Too dangerous to know

12th July 1996 at 01:00
Feet of Clay: A Study of Gurus, By Anthony Storr, HarperCollins Pounds 18

What's the difference between a guru and a crackpot? Adam Lively shows how to tell them apart. The Queen in Alice Through the Looking-Glass took pride in believing six impossible things before breakfast. In fact, there is probably not a human being alive who doesn't hold some wholly irrational belief. As Anthony Storr laconically points out, everybody secretly believes themselves to be more important and significant than they in fact are. Some have claimed to be Messiah or God.

But if we are all deluded, how are we to judge when an individual has tipped over the edge from run-of-the-mill delusion into insanity? As soon as we start looking at madness from the point of view of the beliefs people hold, it seems that we enter a looking-glass world in which the sane are madder than we think, and perhaps the mad saner.

It is this shadowy world that Storr enters in his book on charismatic spiritual leaders. His examples of such leaders range from those one might easily suspect of mental illness - such as David Koresh and Jim Jones, who led the mass suicide at Jonestown, Guyana in 1978 - to those, such as Jesus, who have established enduring world religions. He also has chapters on Freud and Jung, neither of whom would have considered themselves gurus.

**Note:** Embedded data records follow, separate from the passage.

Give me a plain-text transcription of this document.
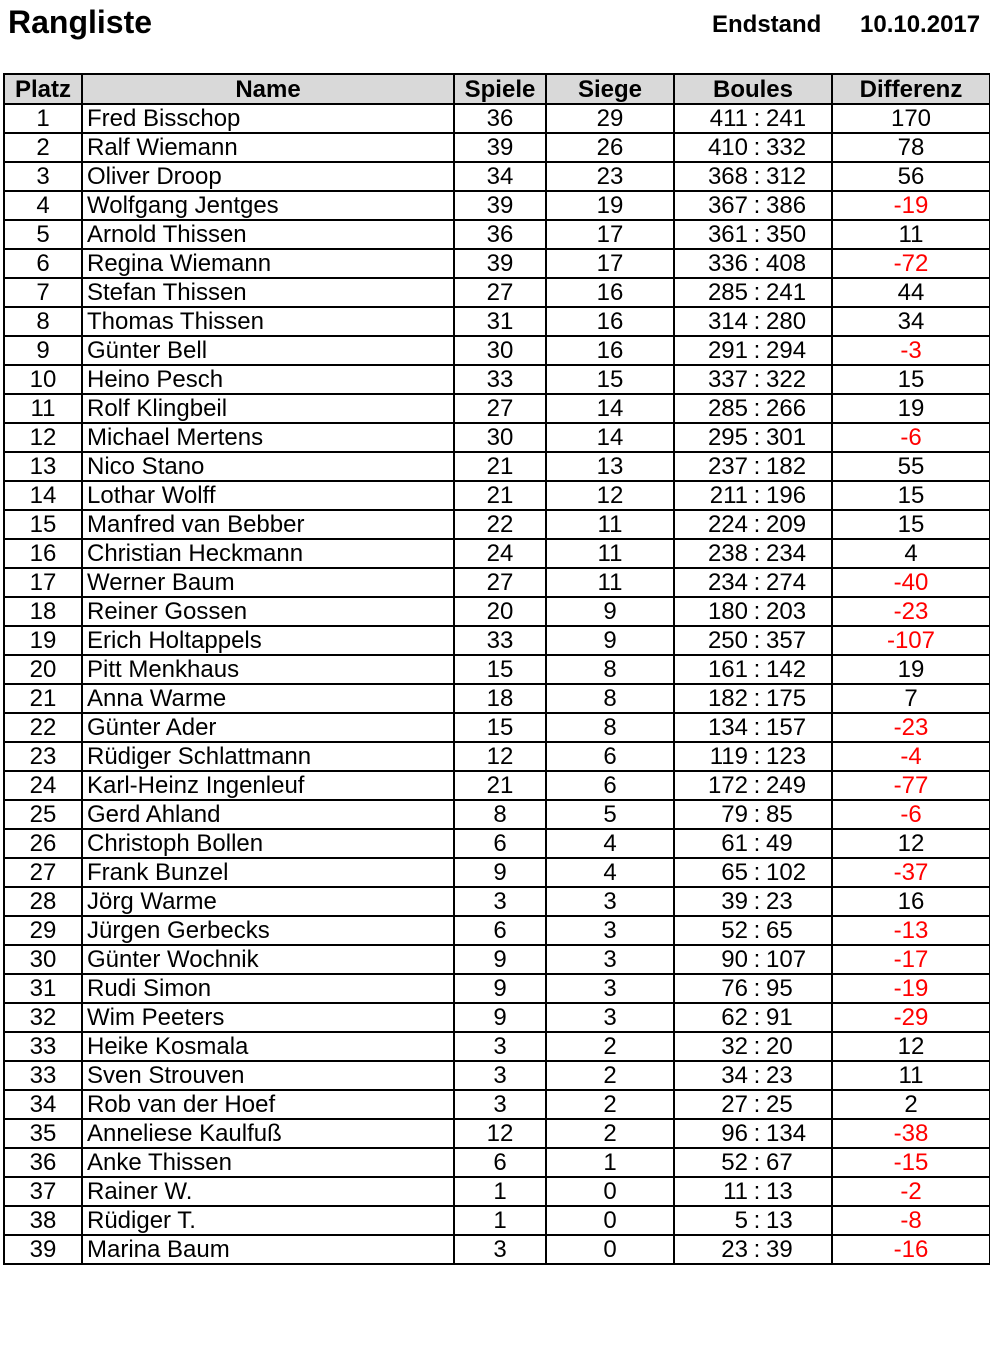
Rangliste	Endstand 10.10.2017
Platz	Name	Spiele	Siege	Boules	Differenz
1	Fred Bisschop	36	29	411 : 241	170
2	Ralf Wiemann	39	26	410 : 332	78
3	Oliver Droop	34	23	368 : 312	56
4	Wolfgang Jentges	39	19	367 : 386	-19
5	Arnold Thissen	36	17	361 : 350	11
6	Regina Wiemann	39	17	336 : 408	-72
7	Stefan Thissen	27	16	285 : 241	44
8	Thomas Thissen	31	16	314 : 280	34
9	Günter Bell	30	16	291 : 294	-3
10	Heino Pesch	33	15	337 : 322	15
11	Rolf Klingbeil	27	14	285 : 266	19
12	Michael Mertens	30	14	295 : 301	-6
13	Nico Stano	21	13	237 : 182	55
14	Lothar Wolff	21	12	211 : 196	15
15	Manfred van Bebber	22	11	224 : 209	15
16	Christian Heckmann	24	11	238 : 234	4
17	Werner Baum	27	11	234 : 274	-40
18	Reiner Gossen	20	9	180 : 203	-23
19	Erich Holtappels	33	9	250 : 357	-107
20	Pitt Menkhaus	15	8	161 : 142	19
21	Anna Warme	18	8	182 : 175	7
22	Günter Ader	15	8	134 : 157	-23
23	Rüdiger Schlattmann	12	6	119 : 123	-4
24	Karl-Heinz Ingenleuf	21	6	172 : 249	-77
25	Gerd Ahland	8	5	79 : 85	-6
26	Christoph Bollen	6	4	61 : 49	12
27	Frank Bunzel	9	4	65 : 102	-37
28	Jörg Warme	3	3	39 : 23	16
29	Jürgen Gerbecks	6	3	52 : 65	-13
30	Günter Wochnik	9	3	90 : 107	-17
31	Rudi Simon	9	3	76 : 95	-19
32	Wim Peeters	9	3	62 : 91	-29
33	Heike Kosmala	3	2	32 : 20	12
33	Sven Strouven	3	2	34 : 23	11
34	Rob van der Hoef	3	2	27 : 25	2
35	Anneliese Kaulfuß	12	2	96 : 134	-38
36	Anke Thissen	6	1	52 : 67	-15
37	Rainer W.	1	0	11 : 13	-2
38	Rüdiger T.	1	0	5 : 13	-8
39	Marina Baum	3	0	23 : 39	-16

Storr's great strengths as a writer are the sensitivity with which he applies his experience as a practising psychiatrist to cultural phenomena, and his ability to synthesise elegantly, with an apt use of quotation, what previous thinkers have written on a subject. Music and the Mind, his previous book, may not have contained any startling new insights, but it was an eloquent and heart-felt plea for the importance of music to the human psyche. Feet of Clay, similarly, does not present any grand theory, but does illustrate richly some characteristics that gurus seem to share.

One of the best of biographical chapters is that on Saint Ignatius of Loyola, founder of the Jesuits, who provides a memorable example of the way someone's becoming a guru is often preceded by a psychological or spiritual crisis, an episode of severe depression or some similarly intense and absorbing mental disturbance that leads to a temporary withdrawal from the world and reality.

Jesus had his 40 days in the wilderness, Jung has a mid-life crisis that in Storr's judgment amounted to a psychotic episode, and Ignatius spent three months sitting on a rock overlooking the river Cardoner. In the case of the latter, the transformation wrought by withdrawal was particularly dramatic. Before, he was a dueller, a ladies' man and a gambler. After, he was a fervent advocate and practictioner of extreme asceticism and spiritual discipline.

But, as Storr acutely observes: "The aggression of the soldier has not disappeared; it has become redirected against a new enemy, the sinful former self." Ignatius' aggression and iron strength of character in achieving this inner transformation was what attracted followers to him.

In other cases, the guru's need for disciples to shore up his ego - and the techniques of emotional manipulation used to achieve that end - are more in evidence. Many gurus, Storr points out, have had isolated childhoods, screened from the need to negotiate and compromise with the emotional needs of others on the basis of equality. In adult life the guru remains isolated, with followers rather than friends. Relationships are an all-or-nothing affair, a choice between submission and rejection. In extreme cases, such as those of Koresh and Jones, this need to assert power over others may extend to sadism and sexual abuse.

Storr's most important conclusion is that it is in these areas of the guru's relationship with others that we should look for evidence of insanity, rather than in the supposed irrationality of the guru's beliefs. On the whole, he avoids this pitfall himself - even when his scientific scepticism is most on show, as in his somewhat cursory dismissal of Jung's fascinating thoughts on the occult and synchronicity.

The trouble with drawing a distinction between behaviour and belief is that if one believes with enough conviction, and if the belief demands it, then just about any behaviour can seem rational. If Feet of Clay lacks the sharp-ness of focus to cut through this philosophical Gordian knot, it does provide a fascinating overview of the subject.